Be Aware about Child Trafficking!!
What is child trafficking?
Child trafficking is the recruiting, sheltering, transportation, supplying, procuring, sponsoring, or soliciting of a minor for compulsory labor, commercial sex, or coerced criminal conduct. Sex trafficking is the most common kind of child trafficking in the United States. Exploitation occurs when a minor admits to exchanging sex acts for fundamental survival needs.
The sexual exploitation of juveniles, including forcing or coercing them to engage in commercial sex acts such as prostitution or the production of pornography, is known as sex trafficking of children. Sex trafficking victims are more likely than other categories of trafficking victims to seek medical help.
The use of force, deceit, or coercion to coerce minors into involuntary servitude, peonage, debt bondage, or slavery is known as youth labour trafficking. Older children and teenagers who are compelled to work without pay are the most common victims. Victims are frequently foreign nationals, and their parents or guardians may be victims of labor trafficking as well.
Minors who are forced to commit crimes such as robbery, panhandling, or creating and trafficking illicit narcotics are said to be forced criminals. Rather than being labeled as victims, trafficked individuals who are compelled to commit crimes are frequently mistaken for criminals.

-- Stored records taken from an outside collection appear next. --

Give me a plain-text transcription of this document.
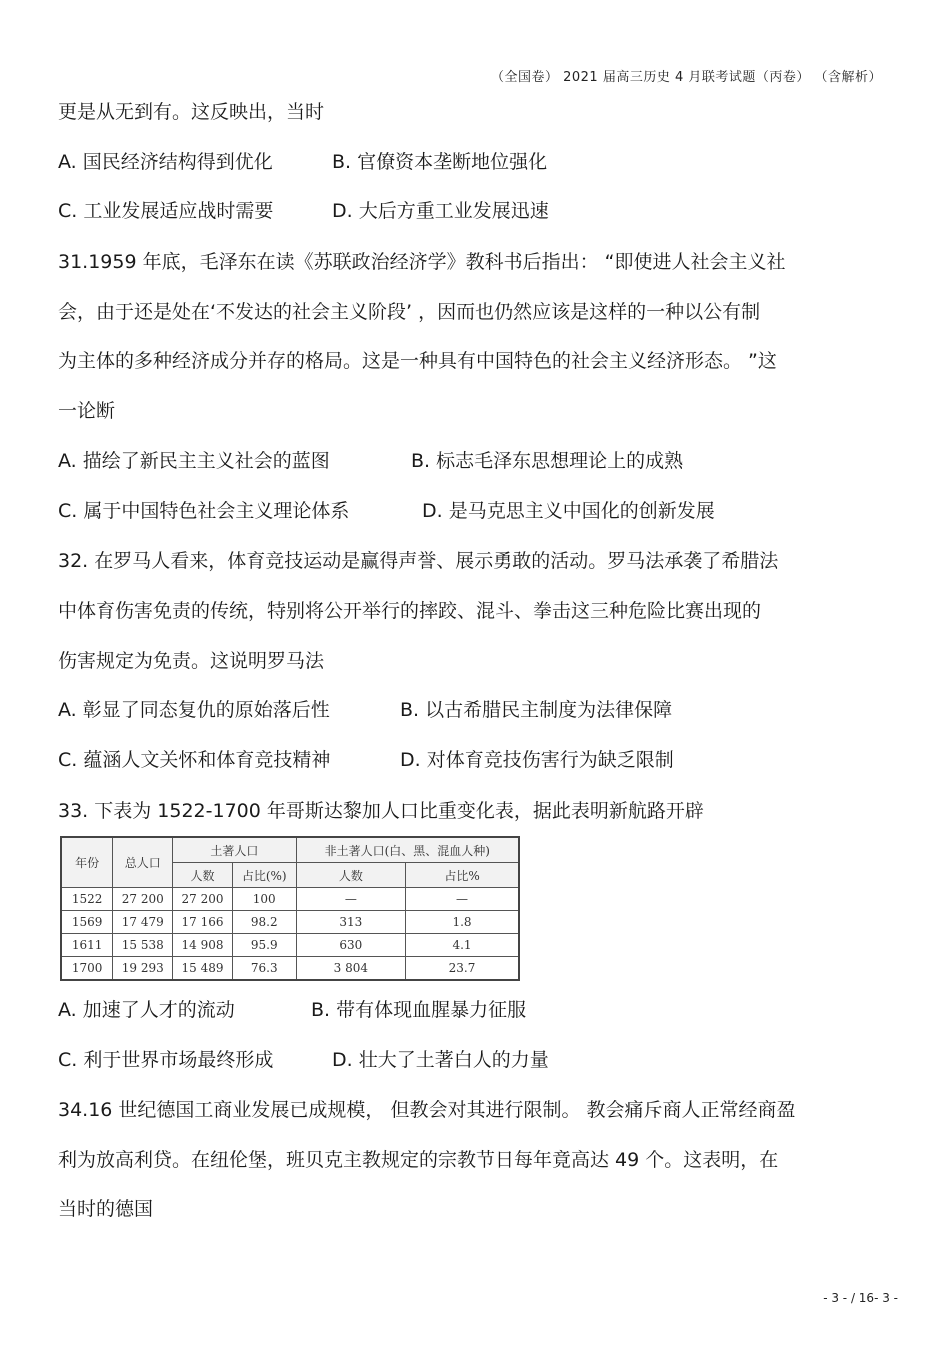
（全国卷） 2021 届高三历史 4 月联考试题（丙卷） （含解析）
更是从无到有。这反映出，当时
A. 国民经济结构得到优化	B. 官僚资本垄断地位强化
C. 工业发展适应战时需要	D. 大后方重工业发展迅速
31.1959 年底，毛泽东在读《苏联政治经济学》教科书后指出： “即使进人社会主义社
会，由于还是处在‘不发达的社会主义阶段’ ，因而也仍然应该是这样的一种以公有制
为主体的多种经济成分并存的格局。这是一种具有中国特色的社会主义经济形态。 ”这
一论断
A. 描绘了新民主主义社会的蓝图	B. 标志毛泽东思想理论上的成熟
C. 属于中国特色社会主义理论体系	D. 是马克思主义中国化的创新发展
32. 在罗马人看来，体育竞技运动是赢得声誉、展示勇敢的活动。罗马法承袭了希腊法
中体育伤害免责的传统，特别将公开举行的摔跤、混斗、拳击这三种危险比赛出现的
伤害规定为免责。这说明罗马法
A. 彰显了同态复仇的原始落后性	B. 以古希腊民主制度为法律保障
C. 蕴涵人文关怀和体育竞技精神	D. 对体育竞技伤害行为缺乏限制
33. 下表为 1522-1700 年哥斯达黎加人口比重变化表，据此表明新航路开辟
年份	总人口	土著人口		非土著人口(白、黑、混血人种)	
		人数	占比(%)	人数	占比%
1522	27 200	27 200	100	—	—
1569	17 479	17 166	98.2	313	1.8
1611	15 538	14 908	95.9	630	4.1
1700	19 293	15 489	76.3	3 804	23.7
A. 加速了人才的流动	B. 带有体现血腥暴力征服
C. 利于世界市场最终形成	D. 壮大了土著白人的力量
34.16 世纪德国工商业发展已成规模， 但教会对其进行限制。 教会痛斥商人正常经商盈
利为放高利贷。在纽伦堡，班贝克主教规定的宗教节日每年竟高达 49 个。这表明，在
当时的德国
- 3 - / 16- 3 -
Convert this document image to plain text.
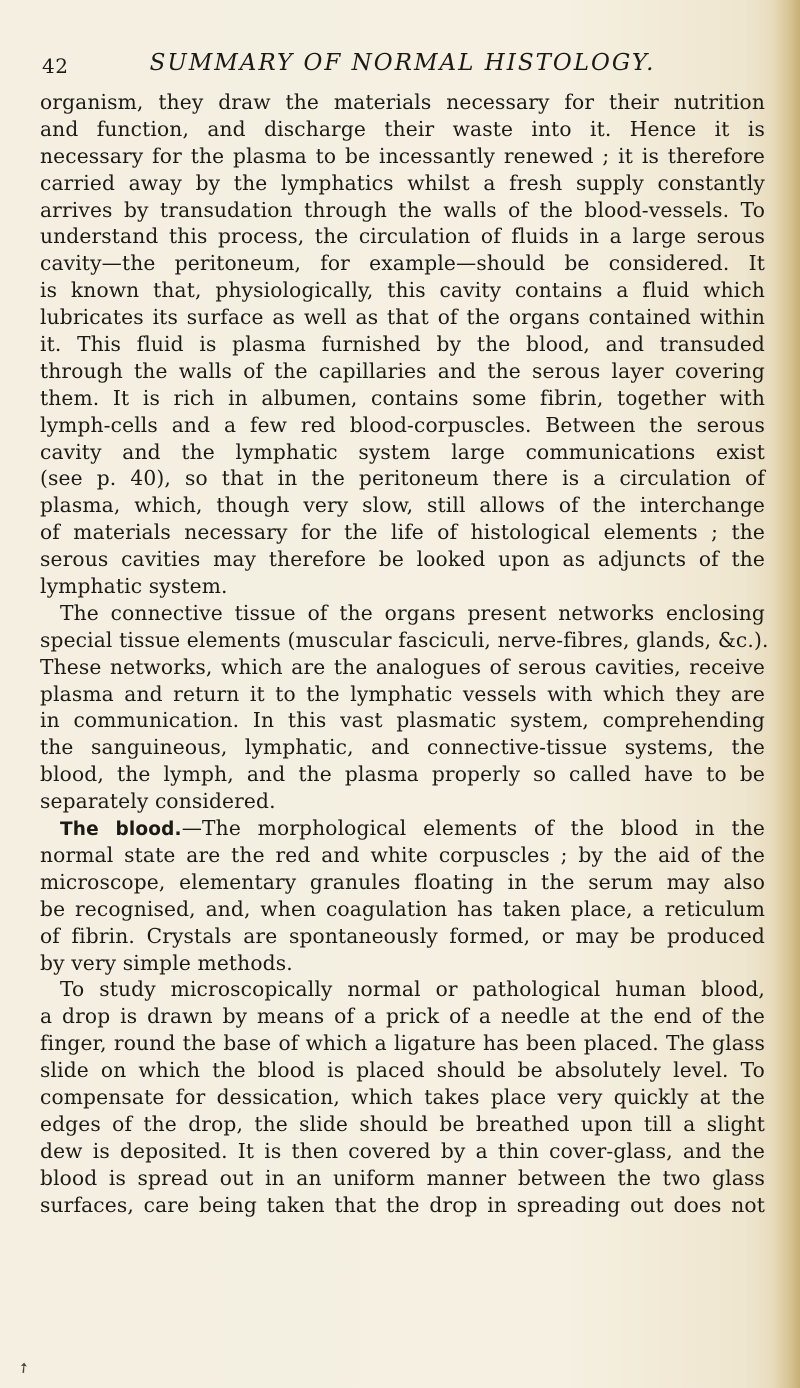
42	SUMMARY OF NORMAL HISTOLOGY.
organism, they draw the materials necessary for their nutrition
and function, and discharge their waste into it. Hence it is
necessary for the plasma to be incessantly renewed ; it is therefore
carried away by the lymphatics whilst a fresh supply constantly
arrives by transudation through the walls of the blood-vessels. To
understand this process, the circulation of fluids in a large serous
cavity—the peritoneum, for example—should be considered. It
is known that, physiologically, this cavity contains a fluid which
lubricates its surface as well as that of the organs contained within
it. This fluid is plasma furnished by the blood, and transuded
through the walls of the capillaries and the serous layer covering
them. It is rich in albumen, contains some fibrin, together with
lymph-cells and a few red blood-corpuscles. Between the serous
cavity and the lymphatic system large communications exist
(see p. 40), so that in the peritoneum there is a circulation of
plasma, which, though very slow, still allows of the interchange
of materials necessary for the life of histological elements ; the
serous cavities may therefore be looked upon as adjuncts of the
lymphatic system.
The connective tissue of the organs present networks enclosing
special tissue elements (muscular fasciculi, nerve-fibres, glands, &c.).
These networks, which are the analogues of serous cavities, receive
plasma and return it to the lymphatic vessels with which they are
in communication. In this vast plasmatic system, comprehending
the sanguineous, lymphatic, and connective-tissue systems, the
blood, the lymph, and the plasma properly so called have to be
separately considered.
The blood.—The morphological elements of the blood in the
normal state are the red and white corpuscles ; by the aid of the
microscope, elementary granules floating in the serum may also
be recognised, and, when coagulation has taken place, a reticulum
of fibrin. Crystals are spontaneously formed, or may be produced
by very simple methods.
To study microscopically normal or pathological human blood,
a drop is drawn by means of a prick of a needle at the end of the
finger, round the base of which a ligature has been placed. The glass
slide on which the blood is placed should be absolutely level. To
compensate for dessication, which takes place very quickly at the
edges of the drop, the slide should be breathed upon till a slight
dew is deposited. It is then covered by a thin cover-glass, and the
blood is spread out in an uniform manner between the two glass
surfaces, care being taken that the drop in spreading out does not
➚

Who is trafficking children?
Middle-aged males of all races, social classes, professions, and walks of life are the most common traffickers and customers. Human traffickers are not the frightening, isolated creatures depicted in the media. They have the appearance of our neighbors, relatives, and coworkers.
We see children in vulnerable situations every day as nurses at Children’s Mercy, whether they are dealing with a sickness, an accident, or some other personal problem that is keeping them from being healthy, happy-go-lucky kids. There are occasions when nothing can be done to prevent a child from becoming ill or injured. Other times, prevention is the most effective strategy to keep children safe and healthy.
Child trafficking, the economic exploitation of children for sex, labor, or forced criminality, is one preventable issue we see far too often in our work. When we come across child trafficking victims in the health care setting, we do everything we can to keep them safe and get them on the road to recovery. However, survivors of human trafficking face a long and difficult journey with no promises. That is why we want to emphasize to parents and loving adults that preventing children from becoming victims of human trafficking is far more successful than dealing with the consequences.
How can parents protect their children from human trafficking?
Make and keep positive relationships with your children. Spend quality time together and communicate frequently. Because they are lonely, unhappy, and secluded, many victims of human trafficking are vulnerable. These vulnerabilities are reduced by strong parental bonds.
Early and often, talk to youngsters about healthy relationships and sexual development. To start the conversation, use tools like Futures Without Violence’s Teen Safety Card or the dating violence prevention website www. If you still feel uncomfortable, seek the help of a qualified health care provider, counselor, or therapist.
Be cautious when using the internet. Every popular app for kids contains traffickers. Know what your child is doing online and offer them instructions on what information is OK to publish and what information is not acceptable to post, as well as who to speak with (known friends only) and whom to block. When posting on social media, make sure you and your children switch off location services. Do not upload images that reveal what school they attend or where you live. Do not share photos of children in their swimsuits, underwear, or bathing. They should consider whether or not to use their real name online and whether or not to keep their social media accounts private.
Recognize the warning indicators of trafficking.
Anxiety or despair that is new to you.
Changes in grades or school participation that occur unexpectedly.
A new circle of friends or a suffocating romantic relationship.
Unexpected large sums of money or new pricey gifts
Aches and pains that don’t seem to be going away
Infections are spread by sexual contact.